Na razie z Sejmem związana jest tylko przez... fryzjera. Kiedy znajdzie się w pobliżu hotelu parlamentarnego, korzysta z tamtejszych usług fryzjerskich. Odwiedza też swój dawny klub - SLD. Lubi wiedzieć, co się w nim dzieje.

Przewartościowana

Jolanta Banach przez trzy kadencje do 2005 roku była posłanką SLD. Na krótko weszła nawet do rządu Leszka Millera, jako wiceminister gospodarki, pracy i polityki społecznej. Kiedy odeszła do SdPl razem z Markiem Borowskim, dwukrotnie jeszcze kandydowała w wyborach do Sejmu. Bezskutecznie.
Na pytanie o to, gdzie pracuje, odpowiada enigmatycznie, że z młodzieżą. I dodaje, że nie brakuje jej też innych zajęć. Była jedną z koordynatorek dużego projektu dotyczącego kobiet i mężczyzn na rynku pracy oraz podwykonawcą przygotowującym kryteria oceny projektów unijnych. Od czasu do czasu pisze też artykuły o polityce.

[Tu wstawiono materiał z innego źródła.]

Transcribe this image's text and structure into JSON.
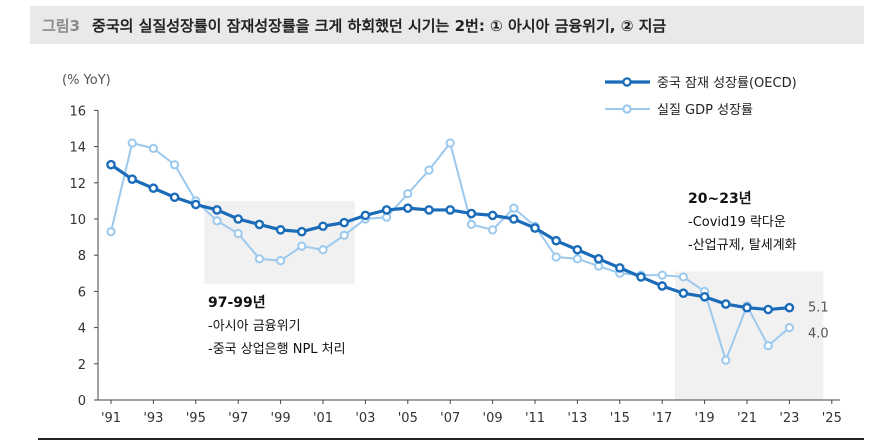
{
  "figure_label": "그림3",
  "title": "중국의 실질성장률이 잠재성장률을 크게 하회했던 시기는 2번: ① 아시아 금융위기, ② 지금",
  "chart_data": {
    "type": "line",
    "ylabel": "(% YoY)",
    "ylim": [
      0,
      16
    ],
    "yticks": [
      0,
      2,
      4,
      6,
      8,
      10,
      12,
      14,
      16
    ],
    "xticks": [
      "'91",
      "'93",
      "'95",
      "'97",
      "'99",
      "'01",
      "'03",
      "'05",
      "'07",
      "'09",
      "'11",
      "'13",
      "'15",
      "'17",
      "'19",
      "'21",
      "'23",
      "'25"
    ],
    "x": [
      1991,
      1992,
      1993,
      1994,
      1995,
      1996,
      1997,
      1998,
      1999,
      2000,
      2001,
      2002,
      2003,
      2004,
      2005,
      2006,
      2007,
      2008,
      2009,
      2010,
      2011,
      2012,
      2013,
      2014,
      2015,
      2016,
      2017,
      2018,
      2019,
      2020,
      2021,
      2022,
      2023
    ],
    "legend_position": "top-right",
    "series": [
      {
        "name": "중국 잠재 성장률(OECD)",
        "color": "#1a6bb8",
        "values": [
          13.0,
          12.2,
          11.7,
          11.2,
          10.8,
          10.5,
          10.0,
          9.7,
          9.4,
          9.3,
          9.6,
          9.8,
          10.2,
          10.5,
          10.6,
          10.5,
          10.5,
          10.3,
          10.2,
          10.0,
          9.5,
          8.8,
          8.3,
          7.8,
          7.3,
          6.8,
          6.3,
          5.9,
          5.7,
          5.3,
          5.1,
          5.0,
          5.1
        ],
        "end_label": "5.1"
      },
      {
        "name": "실질 GDP 성장률",
        "color": "#9cc9ee",
        "values": [
          9.3,
          14.2,
          13.9,
          13.0,
          11.0,
          9.9,
          9.2,
          7.8,
          7.7,
          8.5,
          8.3,
          9.1,
          10.0,
          10.1,
          11.4,
          12.7,
          14.2,
          9.7,
          9.4,
          10.6,
          9.6,
          7.9,
          7.8,
          7.4,
          7.0,
          6.9,
          6.9,
          6.8,
          6.0,
          2.2,
          5.2,
          3.0,
          4.0
        ],
        "end_label": "4.0"
      }
    ],
    "annotations": [
      {
        "title": "97-99년",
        "lines": [
          "-아시아 금융위기",
          "-중국 상업은행 NPL 처리"
        ]
      },
      {
        "title": "20~23년",
        "lines": [
          "-Covid19 락다운",
          "-산업규제, 탈세계화"
        ]
      }
    ]
  }
}
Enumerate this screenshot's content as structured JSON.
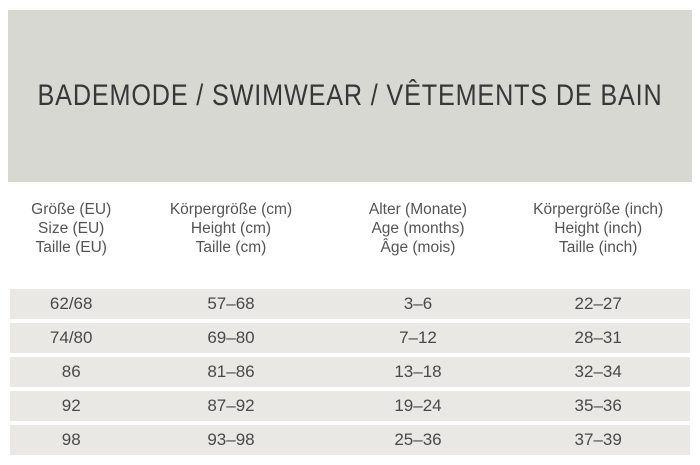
{
  "banner": {
    "title": "BADEMODE / SWIMWEAR / VÊTEMENTS DE BAIN"
  },
  "table": {
    "columns": [
      {
        "lines": [
          "Größe (EU)",
          "Size (EU)",
          "Taille (EU)"
        ]
      },
      {
        "lines": [
          "Körpergröße (cm)",
          "Height (cm)",
          "Taille (cm)"
        ]
      },
      {
        "lines": [
          "Alter (Monate)",
          "Age (months)",
          "Âge (mois)"
        ]
      },
      {
        "lines": [
          "Körpergröße (inch)",
          "Height (inch)",
          "Taille (inch)"
        ]
      }
    ],
    "rows": [
      [
        "62/68",
        "57–68",
        "3–6",
        "22–27"
      ],
      [
        "74/80",
        "69–80",
        "7–12",
        "28–31"
      ],
      [
        "86",
        "81–86",
        "13–18",
        "32–34"
      ],
      [
        "92",
        "87–92",
        "19–24",
        "35–36"
      ],
      [
        "98",
        "93–98",
        "25–36",
        "37–39"
      ]
    ]
  },
  "colors": {
    "banner_background": "#d8d8d3",
    "row_background": "#e9e8e4",
    "title_text": "#373737",
    "header_text": "#545454",
    "cell_text": "#494949",
    "page_background": "#ffffff"
  }
}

Nie chce przyznać, że to degradacja - zjechać ze stołka ministerialnego na stołek opiekuna młodzieży. Kiedy jej mówię, że liczę na zwykłą szczerość w tej sprawie, odpowiada, że próbuję ją wpasować w schemat myślenia o politykach.

- Może jeszcze jakiś czas temu tak sama bym myślała - przyznaje - ale przeżyłam rodzinną tragedię, wypadek syna. Życie więc mnie, jako matkę, mocno doświadczyło. Przy takich doświadczeniach, pani rozumie, człowiek przewartościowuje wszystko co ważne i najważniejsze.
Czy myśli o powrocie do polityki?

- Nie, teraz nie mogę. Jestem potrzebna swoim dzieciom bez reszty - odpowiada.

Powrót z obrzeży

Janusz Kaczmarek też miał krótki epizod polityczny w swoim życiu. Jego gwiazda szybko rozbłysła i jeszcze szybciej zgasła. Z dużym hukiem. Kaczmarek zastrzega jednak, że nigdy nie był politykiem.

- Działałem tylko na jej obrzeżach - ocenia.

Niech i tak będzie. Po głośnym odejściu z Ministerstwa Spraw Wewnętrznych i po jeszcze głośniejszym filmie z 40 piętra w Marriotcie przeszedł w stan politycznego spoczynku. Ale nie próżnuje.

Na pytanie, co u niego słychać, odpowiada:
- Kończę pisać pracę doktorską. Pracuję również nad nową książką o prawno-karnej ochronie zabytków, a także doradzam jednej z firm zagranicznych.
Kaczmarek wykłada też na jednej z prywatnych uczelni trójmiejskich. Ale nie jest to uczelnia Ryszarda Krauzego. Otworzył także swoją stronę internetową i czeka na rozstrzygnięcia prokuratury w swojej sprawie.

Plotki o tym, że jest zatrudniony w kancelarii Mieczysława Hebla - teścia swojego syna, nie potwierdził.

- Zbliżyły nas tylko dzieci - stwierdził.

Po pierwszym okresie, kiedy stronił od pokazywania się w miejscach publicznych, znów zaczął bywać na różnych imprezach towarzyskich, tyle że teraz w Trójmieście. Ostatnio widziano go na uroczystościach z okazji 25 rocznicy Nobla dla Lecha Wałęsy.

Nie pęczniałem od "posła"

Inny bohater afery gruntowej, Lech Woszczerowicz z Samoobrony, też nie może się pochwalić zbyt długim stażem w wielkiej polityce. Posłem był raptem dwa lata.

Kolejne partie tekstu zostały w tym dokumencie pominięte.